Rabbi Rick Jacobs, President of the Union for Reform Judaism, spoke to Jewish Insider‘s Jacob Kornbluh about AIPAC’s bipartisan message and reacted to Netanyahu’s speech on Tuesday.

“I was actually very encouraged and was heartened by the genuine bipartisanship that the APAC leaders put on the main plenary stage. Howard Kohr’s speech on Sunday night, I thought, was both courageous and truthful. I think that sometimes ‘bipartisan’ is a slogan, but I saw and heard substantive voices affirming the diversity of Jewish views,” Jacobs said at the conclusion of the annual gathering. “I thought that was very positive and I really commend the APAC leadership on a stage that could have been very divisive. They were able to put forward a very effective way to galvanize a very divided community.”

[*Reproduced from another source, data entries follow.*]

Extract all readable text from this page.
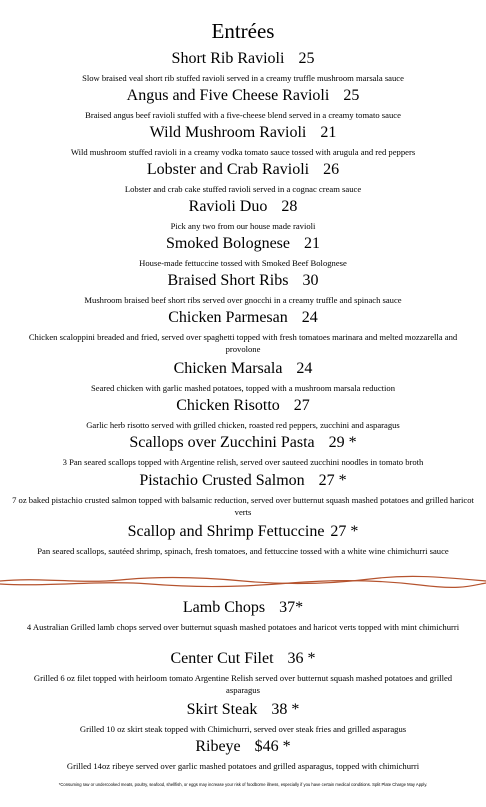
Entrées
Short Rib Ravioli 25
Slow braised veal short rib stuffed ravioli served in a creamy truffle mushroom marsala sauce
Angus and Five Cheese Ravioli 25
Braised angus beef ravioli stuffed with a five-cheese blend served in a creamy tomato sauce
Wild Mushroom Ravioli 21
Wild mushroom stuffed ravioli in a creamy vodka tomato sauce tossed with arugula and red peppers
Lobster and Crab Ravioli 26
Lobster and crab cake stuffed ravioli served in a cognac cream sauce
Ravioli Duo 28
Pick any two from our house made ravioli
Smoked Bolognese 21
House-made fettuccine tossed with Smoked Beef Bolognese
Braised Short Ribs 30
Mushroom braised beef short ribs served over gnocchi in a creamy truffle and spinach sauce
Chicken Parmesan 24
Chicken scaloppini breaded and fried, served over spaghetti topped with fresh tomatoes marinara and melted mozzarella and provolone
Chicken Marsala 24
Seared chicken with garlic mashed potatoes, topped with a mushroom marsala reduction
Chicken Risotto 27
Garlic herb risotto served with grilled chicken, roasted red peppers, zucchini and asparagus
Scallops over Zucchini Pasta 29 *
3 Pan seared scallops topped with Argentine relish, served over sauteed zucchini noodles in tomato broth
Pistachio Crusted Salmon 27 *
7 oz baked pistachio crusted salmon topped with balsamic reduction, served over butternut squash mashed potatoes and grilled haricot verts
Scallop and Shrimp Fettuccine 27 *
Pan seared scallops, sautéed shrimp, spinach, fresh tomatoes, and fettuccine tossed with a white wine chimichurri sauce
Lamb Chops 37*
4 Australian Grilled lamb chops served over butternut squash mashed potatoes and haricot verts topped with mint chimichurri
Center Cut Filet 36 *
Grilled 6 oz filet topped with heirloom tomato Argentine Relish served over butternut squash mashed potatoes and grilled asparagus
Skirt Steak 38 *
Grilled 10 oz skirt steak topped with Chimichurri, served over steak fries and grilled asparagus
Ribeye $46 *
Grilled 14oz ribeye served over garlic mashed potatoes and grilled asparagus, topped with chimichurri
*Consuming raw or undercooked meats, poultry, seafood, shellfish, or eggs may increase your risk of foodborne illness, especially if you have certain medical conditions. Split Plate Charge May Apply.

On Netanyahu’s speech: “To be honest, there was a very large piece of the speech that was missing – the genuine issues that really have divided the United States Jewry from Israel. To talk about shared values is very important, but it’s not a talking point, it’s a practice. A leader has the responsibility to also talk about what’s challenging, and Jews in Diaspora are still waiting to feel more intensely that they matter too, not just to the prime minister but to the state of Israel. I believe that could have been an important additional element to the speech.”

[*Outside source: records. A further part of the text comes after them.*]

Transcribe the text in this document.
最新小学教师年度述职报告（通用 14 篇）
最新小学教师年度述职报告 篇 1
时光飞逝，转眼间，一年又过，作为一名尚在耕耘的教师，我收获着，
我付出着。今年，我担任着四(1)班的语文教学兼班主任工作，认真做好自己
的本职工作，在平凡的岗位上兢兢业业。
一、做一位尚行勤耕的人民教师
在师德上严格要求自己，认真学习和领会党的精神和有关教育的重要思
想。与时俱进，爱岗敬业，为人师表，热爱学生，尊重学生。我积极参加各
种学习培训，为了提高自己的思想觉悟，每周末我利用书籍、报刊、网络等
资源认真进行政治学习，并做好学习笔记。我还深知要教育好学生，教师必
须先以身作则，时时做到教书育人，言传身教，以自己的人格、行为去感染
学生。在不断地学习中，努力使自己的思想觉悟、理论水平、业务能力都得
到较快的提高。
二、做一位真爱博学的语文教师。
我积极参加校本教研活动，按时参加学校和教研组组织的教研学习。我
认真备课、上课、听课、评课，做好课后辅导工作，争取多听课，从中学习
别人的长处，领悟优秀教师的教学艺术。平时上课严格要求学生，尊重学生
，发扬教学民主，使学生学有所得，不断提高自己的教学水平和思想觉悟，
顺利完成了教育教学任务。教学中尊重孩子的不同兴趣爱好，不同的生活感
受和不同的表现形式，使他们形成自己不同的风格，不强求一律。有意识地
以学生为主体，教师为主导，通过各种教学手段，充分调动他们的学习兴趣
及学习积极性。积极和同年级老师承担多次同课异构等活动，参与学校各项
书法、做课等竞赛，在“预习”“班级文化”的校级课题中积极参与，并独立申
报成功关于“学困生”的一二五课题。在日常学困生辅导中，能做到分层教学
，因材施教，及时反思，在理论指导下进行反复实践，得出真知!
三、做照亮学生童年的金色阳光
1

On Friedman’s apparent dig at J Street: “That is exactly what is unhelpful. David Friedman’s job as the U.S. ambassador to Israel is to galvanize the pro-Israel community. The anti-Israel community is real. We know them. We fight them intensely. And I think to mistake friends of Israel, people who are pro-Israel for enemies of Israel is such a flawed and unhelpful approach.”

On Naftali Bennett remarks about U.S. Jewry: “First of all, I appreciate that the mutual responsibility exists between the diaspora and Israel, but frankly, we’re not a community that’s fading and we don’t need Israel to strengthen our Jewish identity. In many ways, we can strengthen Israelis’ Jewish identity and we do it all the time. It’s a shared project. So, I appreciate the concern. I think it’s genuine concern, but it is, I think, a consistent narrative among the Israeli cabinet and the government that the Jewish community is not vibrant and strong. We bring members of Knesset here. They see our community up close and they come to a deeper appreciation about us.”